If we take a look at the two scenarios that estimate the impact of Bunge either stopping with sourcing deforestation-linked soybeans from Piauí or continuing its current activities, the impact on EBITDA would be, respectively, zero and USD 0.2 billion. The estimated decrease in EBITDA for Scenario 2 would lead to a higher EV/EBITDA multiple, which would lead to EV/EBITDA multiple that would increase to 14X. Of course, it has to be taken into account that Bunge is likely able to find other companies in the fragmented animal feed/food market to (partly) counter the revenue at risk, but this might only be possible over a longer period.

Similarly, if we analyze the impact of the potential stranded assets of Bunge in Piauí (Scenario 1) on the P/B ratio, we can see that the impact of our estimates on the book value would be USD 34.0 million (30 percent impairment), USD 56.6 million (50 percent impairment) or USD 113.3 million (100 percent impairment), which would translate into a 0.5 percent, 0.8 percent or 1.5 percent decrease in the book value per share. This would lead to a very slight increase in P/B ratio, which does not really impact the current relative valuation picture.
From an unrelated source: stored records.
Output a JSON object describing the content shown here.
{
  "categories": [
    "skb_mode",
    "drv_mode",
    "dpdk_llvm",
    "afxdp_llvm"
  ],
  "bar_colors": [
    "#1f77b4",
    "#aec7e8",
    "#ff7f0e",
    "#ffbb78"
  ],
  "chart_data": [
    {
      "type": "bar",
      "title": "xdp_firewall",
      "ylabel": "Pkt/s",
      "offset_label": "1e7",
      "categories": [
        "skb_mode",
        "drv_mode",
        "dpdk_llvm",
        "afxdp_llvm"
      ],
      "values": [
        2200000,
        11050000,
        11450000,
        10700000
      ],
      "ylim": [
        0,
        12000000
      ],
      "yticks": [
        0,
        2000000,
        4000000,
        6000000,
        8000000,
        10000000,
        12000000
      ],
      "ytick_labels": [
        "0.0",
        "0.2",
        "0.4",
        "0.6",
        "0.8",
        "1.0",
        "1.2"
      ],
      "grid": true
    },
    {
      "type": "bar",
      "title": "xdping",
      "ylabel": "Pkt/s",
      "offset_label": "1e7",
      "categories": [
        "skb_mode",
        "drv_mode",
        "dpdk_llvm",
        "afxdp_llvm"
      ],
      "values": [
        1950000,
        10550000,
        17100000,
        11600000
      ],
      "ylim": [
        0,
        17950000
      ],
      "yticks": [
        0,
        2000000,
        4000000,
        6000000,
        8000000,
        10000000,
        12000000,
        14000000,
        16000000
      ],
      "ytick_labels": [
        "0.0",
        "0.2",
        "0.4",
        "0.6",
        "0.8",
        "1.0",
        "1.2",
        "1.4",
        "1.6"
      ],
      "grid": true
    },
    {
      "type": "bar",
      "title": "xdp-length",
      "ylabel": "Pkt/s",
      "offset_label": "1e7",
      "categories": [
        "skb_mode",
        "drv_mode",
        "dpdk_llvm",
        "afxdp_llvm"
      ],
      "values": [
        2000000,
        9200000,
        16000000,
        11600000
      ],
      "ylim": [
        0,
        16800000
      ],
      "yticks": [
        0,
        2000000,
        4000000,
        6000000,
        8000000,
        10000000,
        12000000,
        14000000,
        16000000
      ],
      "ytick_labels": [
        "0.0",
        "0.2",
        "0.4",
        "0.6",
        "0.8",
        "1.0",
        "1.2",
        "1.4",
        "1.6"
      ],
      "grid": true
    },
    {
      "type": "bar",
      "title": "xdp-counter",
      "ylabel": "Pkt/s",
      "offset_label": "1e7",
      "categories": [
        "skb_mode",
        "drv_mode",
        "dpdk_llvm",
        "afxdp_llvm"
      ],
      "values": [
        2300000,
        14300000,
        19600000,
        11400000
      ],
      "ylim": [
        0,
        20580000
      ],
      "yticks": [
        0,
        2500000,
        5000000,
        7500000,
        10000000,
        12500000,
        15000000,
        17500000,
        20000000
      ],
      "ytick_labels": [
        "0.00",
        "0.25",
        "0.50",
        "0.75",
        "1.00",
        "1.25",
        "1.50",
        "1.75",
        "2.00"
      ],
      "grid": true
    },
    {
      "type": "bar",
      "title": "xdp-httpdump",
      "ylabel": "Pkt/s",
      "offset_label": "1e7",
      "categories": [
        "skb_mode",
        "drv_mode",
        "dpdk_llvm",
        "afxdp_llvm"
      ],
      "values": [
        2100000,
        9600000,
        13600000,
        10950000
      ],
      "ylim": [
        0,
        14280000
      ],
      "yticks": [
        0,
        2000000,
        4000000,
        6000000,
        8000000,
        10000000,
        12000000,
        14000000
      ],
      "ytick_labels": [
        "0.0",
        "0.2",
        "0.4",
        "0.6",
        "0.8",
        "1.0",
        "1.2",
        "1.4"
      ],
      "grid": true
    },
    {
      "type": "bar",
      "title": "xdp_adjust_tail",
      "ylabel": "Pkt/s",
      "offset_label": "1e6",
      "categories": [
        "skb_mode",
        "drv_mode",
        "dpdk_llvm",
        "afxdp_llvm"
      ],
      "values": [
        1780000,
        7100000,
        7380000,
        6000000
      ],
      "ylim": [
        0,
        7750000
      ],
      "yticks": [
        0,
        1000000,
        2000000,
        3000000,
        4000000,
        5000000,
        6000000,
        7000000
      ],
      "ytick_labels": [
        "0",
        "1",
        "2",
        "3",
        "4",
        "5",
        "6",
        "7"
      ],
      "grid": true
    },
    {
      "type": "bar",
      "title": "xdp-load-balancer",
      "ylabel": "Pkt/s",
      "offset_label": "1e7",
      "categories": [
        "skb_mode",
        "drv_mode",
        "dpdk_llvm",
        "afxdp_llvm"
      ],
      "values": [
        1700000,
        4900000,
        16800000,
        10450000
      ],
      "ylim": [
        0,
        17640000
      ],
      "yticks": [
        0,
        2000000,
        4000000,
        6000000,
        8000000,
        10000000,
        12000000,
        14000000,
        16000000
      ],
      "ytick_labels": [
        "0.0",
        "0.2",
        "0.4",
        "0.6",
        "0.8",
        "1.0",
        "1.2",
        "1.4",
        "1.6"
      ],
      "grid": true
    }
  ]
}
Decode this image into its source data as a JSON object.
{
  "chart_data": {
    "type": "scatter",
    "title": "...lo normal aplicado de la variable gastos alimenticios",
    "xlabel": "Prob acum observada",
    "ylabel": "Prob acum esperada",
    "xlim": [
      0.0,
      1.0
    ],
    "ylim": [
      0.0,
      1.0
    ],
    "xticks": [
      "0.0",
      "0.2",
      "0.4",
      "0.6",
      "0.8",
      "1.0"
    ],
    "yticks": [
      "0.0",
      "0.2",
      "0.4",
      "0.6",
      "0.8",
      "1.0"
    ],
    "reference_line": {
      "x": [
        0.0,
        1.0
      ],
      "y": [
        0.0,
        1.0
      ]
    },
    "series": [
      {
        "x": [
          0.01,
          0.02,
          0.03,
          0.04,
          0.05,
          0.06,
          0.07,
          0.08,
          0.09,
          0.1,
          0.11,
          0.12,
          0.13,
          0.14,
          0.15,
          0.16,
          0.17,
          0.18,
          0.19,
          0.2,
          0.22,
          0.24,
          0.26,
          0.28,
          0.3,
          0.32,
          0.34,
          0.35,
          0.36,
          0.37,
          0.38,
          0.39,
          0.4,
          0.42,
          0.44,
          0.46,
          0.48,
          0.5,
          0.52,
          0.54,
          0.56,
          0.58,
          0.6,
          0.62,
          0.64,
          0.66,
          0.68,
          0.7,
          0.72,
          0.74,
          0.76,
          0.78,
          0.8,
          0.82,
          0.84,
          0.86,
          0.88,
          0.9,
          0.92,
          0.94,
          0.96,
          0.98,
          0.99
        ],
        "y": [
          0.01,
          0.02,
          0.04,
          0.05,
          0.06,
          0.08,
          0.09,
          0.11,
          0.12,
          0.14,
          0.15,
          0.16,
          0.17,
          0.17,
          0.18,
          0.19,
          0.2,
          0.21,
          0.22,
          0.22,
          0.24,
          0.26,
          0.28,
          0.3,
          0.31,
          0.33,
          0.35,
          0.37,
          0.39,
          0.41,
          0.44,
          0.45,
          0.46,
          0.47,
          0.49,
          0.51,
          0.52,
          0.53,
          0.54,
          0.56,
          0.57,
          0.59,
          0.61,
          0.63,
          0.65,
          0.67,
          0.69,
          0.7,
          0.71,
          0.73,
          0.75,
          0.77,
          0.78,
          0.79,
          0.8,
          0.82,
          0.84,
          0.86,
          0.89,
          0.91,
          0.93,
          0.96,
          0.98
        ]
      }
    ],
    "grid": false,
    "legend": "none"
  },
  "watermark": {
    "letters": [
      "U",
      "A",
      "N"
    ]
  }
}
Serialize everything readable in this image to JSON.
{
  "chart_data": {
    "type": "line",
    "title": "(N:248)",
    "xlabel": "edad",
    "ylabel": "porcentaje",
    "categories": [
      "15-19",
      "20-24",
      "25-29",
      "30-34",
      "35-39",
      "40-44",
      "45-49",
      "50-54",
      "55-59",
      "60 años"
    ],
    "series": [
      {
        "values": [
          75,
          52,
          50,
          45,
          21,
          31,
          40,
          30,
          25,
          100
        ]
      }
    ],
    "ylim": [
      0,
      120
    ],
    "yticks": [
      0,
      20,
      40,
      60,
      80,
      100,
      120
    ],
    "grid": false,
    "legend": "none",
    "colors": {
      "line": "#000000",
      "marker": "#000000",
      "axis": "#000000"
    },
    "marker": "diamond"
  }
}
6 December 2017 in USD million Market cap Price (local) P/E EV/EBITDA P/B
Bunge 9,290 66.1 22.6 11.9 1.4
Archer Daniels Midland 22,840 40.8 17.4 12.5 1.3
Olam International 5,108 1.6 16.7 14.2 1.3
The Andersons 889 31.3 32.1 19.2 1.2
Wilmar International 14,445 2.3 10.6 13.3 0.9
Average 19.9 14.2 1.2
Premium/discount Bunge (%) vs average 13.7% -16.5% 10.7%

Figure 12: Peer group valuation. Source: Bloomberg, Chain Reaction Research.

In conclusion, the analysis above shows that the scenario in which Bunge stops sourcing deforestation-linked soybeans from Piauí (Scenario 1) is most beneficial for Bunge, since in that case it does not put any revenue at risk and only incurs an insignificant impact of stranded asset impairment on the overall results. The scenario in which Bunge continues to source deforestation-linked soybeans from Piauí put a substantial part of the revenue at risk, which could severely impact the EV/EBITDA multiple and other financial parameters.